Synthetic bio-jet fuel has to closely resemble kerosene and Jet A in its energy density and other properties, and small quantities have been made to be blended with traditional fuels – with some success. Lufthansa recently completed trials using some bio-jet fuel in a roughly 50 percent mix with standard Jet A. But the reason Lufthansa halted the trials highlights a problem posed by bio-fuels generally: They’re not available yet in sufficient quantity or at an affordable price.

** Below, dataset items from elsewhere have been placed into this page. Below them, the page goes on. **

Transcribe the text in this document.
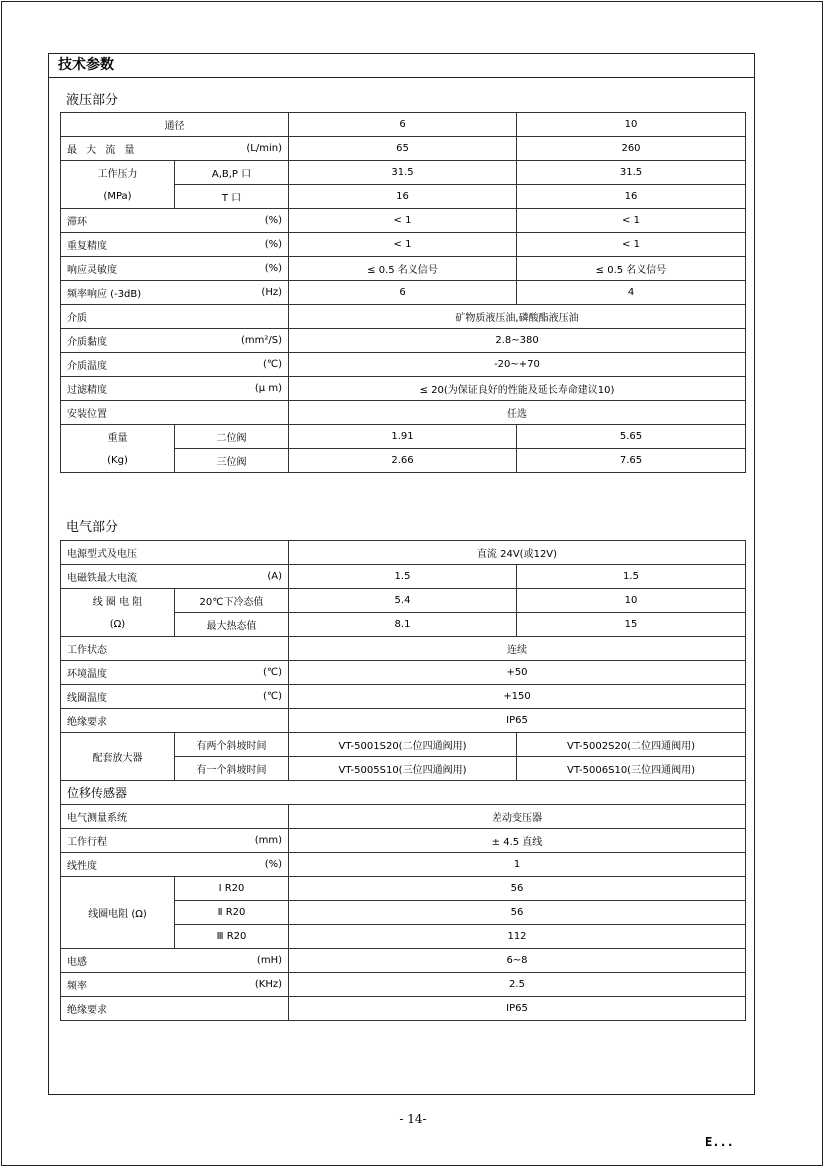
技术参数
液压部分
通径		6	10

最 大 流 量 (L/min)		65	260
工作压力	A,B,P 口	31.5	31.5
(MPa)	T 口	16	16

滞环 (%)		< 1	< 1

重复精度 (%)		< 1	< 1

响应灵敏度 (%)		≤ 0.5 名义信号	≤ 0.5 名义信号

频率响应 (-3dB) (Hz)		6	4

介质		矿物质液压油,磷酸酯液压油	

介质黏度 (mm²/S)		2.8~380	

介质温度 (℃)		-20~+70	

过滤精度 (μ m)		≤ 20(为保证良好的性能及延长寿命建议10)	

安装位置		任选	
重量	二位阀	1.91	5.65
(Kg)	三位阀	2.66	7.65
电气部分
电源型式及电压		直流 24V(或12V)	

电磁铁最大电流 (A)		1.5	1.5
线 圈 电 阻	20℃下冷态值	5.4	10
(Ω)	最大热态值	8.1	15
工作状态		连续	

环境温度 (℃)		+50	

线圈温度 (℃)		+150	
绝缘要求		IP65	
配套放大器	有两个斜坡时间	VT-5001S20(二位四通阀用)	VT-5002S20(二位四通阀用)
	有一个斜坡时间	VT-5005S10(三位四通阀用)	VT-5006S10(三位四通阀用)
位移传感器			
电气测量系统		差动变压器	

工作行程 (mm)		± 4.5 直线	

线性度 (%)		1	
线圈电阻 (Ω)	Ⅰ R20	56	
	Ⅱ R20	56	
	Ⅲ R20	112	

电感 (mH)		6~8	

频率 (KHz)		2.5	
绝缘要求		IP65	
- 14-
E...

Doing demonstrations is one thing; operating large fleets of airliners using even a modest blend of bio-fuel and Jet A will require enormous capital investment in an infrastructure that can produce the fuel. Algae-based oils from bioengineered plant cells, for example, would require huge quantities of water and tanks in which to hold the algae. Right now, the energy it takes to produce biofuels usually exceeds the energy yield. Petroleum flows out of wells and through pipes to refineries, and while the price of oil occasionally spikes in response to market demands, the actual cost of producing it will probably continue to undercut the cost of making fuels from renewable sources. Nonetheless, the U.S. Air Force continues to pursue synthetic fuels to ensure it can continue to operate if crude oil were to be unobtainable.